Uma exposição relembra hoje a artista plástica e professora de artes visuais Domingas Pita, falecida prematuramente em 2013, e que deixou recordações duradouras em gerações de alunos, colegas de profissão e comunidade artística e cultural da Região.
A mostra será inaugurada hoje, integrada no Festival Aqui Acolá, na Ponta do Sol, que, entre o dia 5 e o dia 8 de Maio, apresenta sete diferentes tipos de arte em 9 palcos distintos.

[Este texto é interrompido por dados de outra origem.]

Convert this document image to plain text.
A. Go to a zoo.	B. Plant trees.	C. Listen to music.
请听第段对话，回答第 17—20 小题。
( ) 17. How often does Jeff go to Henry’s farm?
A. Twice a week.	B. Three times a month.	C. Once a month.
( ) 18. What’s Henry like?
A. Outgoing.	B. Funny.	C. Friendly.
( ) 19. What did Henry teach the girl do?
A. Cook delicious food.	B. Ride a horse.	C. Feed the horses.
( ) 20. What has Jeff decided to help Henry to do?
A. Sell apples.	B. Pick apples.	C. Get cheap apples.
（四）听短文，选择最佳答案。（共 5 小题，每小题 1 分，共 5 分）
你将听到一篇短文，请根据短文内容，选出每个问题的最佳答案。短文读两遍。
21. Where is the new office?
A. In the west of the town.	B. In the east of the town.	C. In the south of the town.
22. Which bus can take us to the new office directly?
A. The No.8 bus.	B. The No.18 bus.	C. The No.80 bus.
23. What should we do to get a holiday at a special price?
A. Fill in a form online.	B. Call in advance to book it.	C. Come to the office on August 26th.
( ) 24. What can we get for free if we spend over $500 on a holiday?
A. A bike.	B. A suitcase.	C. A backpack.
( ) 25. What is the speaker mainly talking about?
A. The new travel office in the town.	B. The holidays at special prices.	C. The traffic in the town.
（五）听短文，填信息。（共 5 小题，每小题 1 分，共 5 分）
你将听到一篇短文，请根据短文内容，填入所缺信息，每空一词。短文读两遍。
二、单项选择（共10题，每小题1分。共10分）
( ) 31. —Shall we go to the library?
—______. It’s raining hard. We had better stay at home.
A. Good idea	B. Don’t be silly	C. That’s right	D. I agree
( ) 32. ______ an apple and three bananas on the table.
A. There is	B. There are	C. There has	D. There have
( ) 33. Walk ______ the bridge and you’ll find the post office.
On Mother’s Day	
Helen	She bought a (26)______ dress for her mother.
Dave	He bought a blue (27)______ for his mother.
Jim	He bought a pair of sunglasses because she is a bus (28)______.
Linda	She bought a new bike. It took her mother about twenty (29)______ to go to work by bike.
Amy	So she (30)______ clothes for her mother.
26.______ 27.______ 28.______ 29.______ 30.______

A mostra ficará patente na sala da Biblioteca Municipal da Ponta do Sol, nas instalações locais do Conservatório/Escola das Artes, perto do Centro Cultural John Dos Passos, e remete para um ano lectivo em que, no exercício da sua actividade docente, Domingas Pita leccionou na Ponta do Sol, concelho onde nasceram os pais. Conforme refere a informação alusiva à mostra, foi uma oportunidade para explorar “um tempo outro para o diálogo com o dia e a noite; na ausência dos ruídos urbanos acolhe o tempo remanescente para a redescoberta entorno, para o desenho da observação, sob a surpreendente e poética lente da solidão – a nitidez do olhar como descoberta, construção e dimensão estética”.
Como professora, Domingas Pita iniciou actividade em 1982, passando por várias escolas e graus de ensino público e privado. Neste ramo, segundo um texto alusivo da também artista e colega docente Teresa Jardim, “colige memórias, expectativas, desafios e experiências pedagógicas gratificantes, que perpassam fortemente a sua prática artística”.
Domingas Pita foi professora da Escola Secundária de Francisco Franco a partir de 1996, após um período em que co-implementou o projecto de expressão plástica infantil “A Casa das Cores”, da Circul’Arte e SRE. Leccionou também Fotografia e Artes Plásticas no ISAD/UMa.
Teresa Jardim salienta a sua “obra notória, com uma identidade autoral inconfundível, visível desde muito cedo nos trabalhos que apresenta em exposições realizadas na Galeria do Instituto Superior de Artes Plásticas da Madeira, onde se formou em Artes Plásticas/Pintura e em Design de Projectação Gráfica”.
O percurso artistico de Domingas Pita registou mostras individuais, mas preferiu interagir com outros artistas em colectivas. Num desenho e pintura maioritariamente monocromáticos, a cor ou preto e branco, “é manifesta a representação da figura humana em diálogo performático e transcendente com elementos vegetais; trabalha a tinta acrílica (associada muitas vezes ao carvão ou grafite e alguma colagem) em telas aparelhadas com areia e outros materiais inertes propiciadores de texturas. Nestes suportes de apelo táctil, recorre por vezes à inclusão de palavras-legenda, visando abrir a pintura a outras leituras, libertando-a exponencialmente dos seus referentes iniciais”. Buscando uma “depuração e encontro com o sublime”, como refere Teresa Jardim, Domingas Pita apresentava-nos imagens “povoadas de anjos e flores, sensualidade e transcendência; o espiritual como chave para a abertura da matéria e que nos chama a um passeio pelo espaço e tempo das imagens (…)”.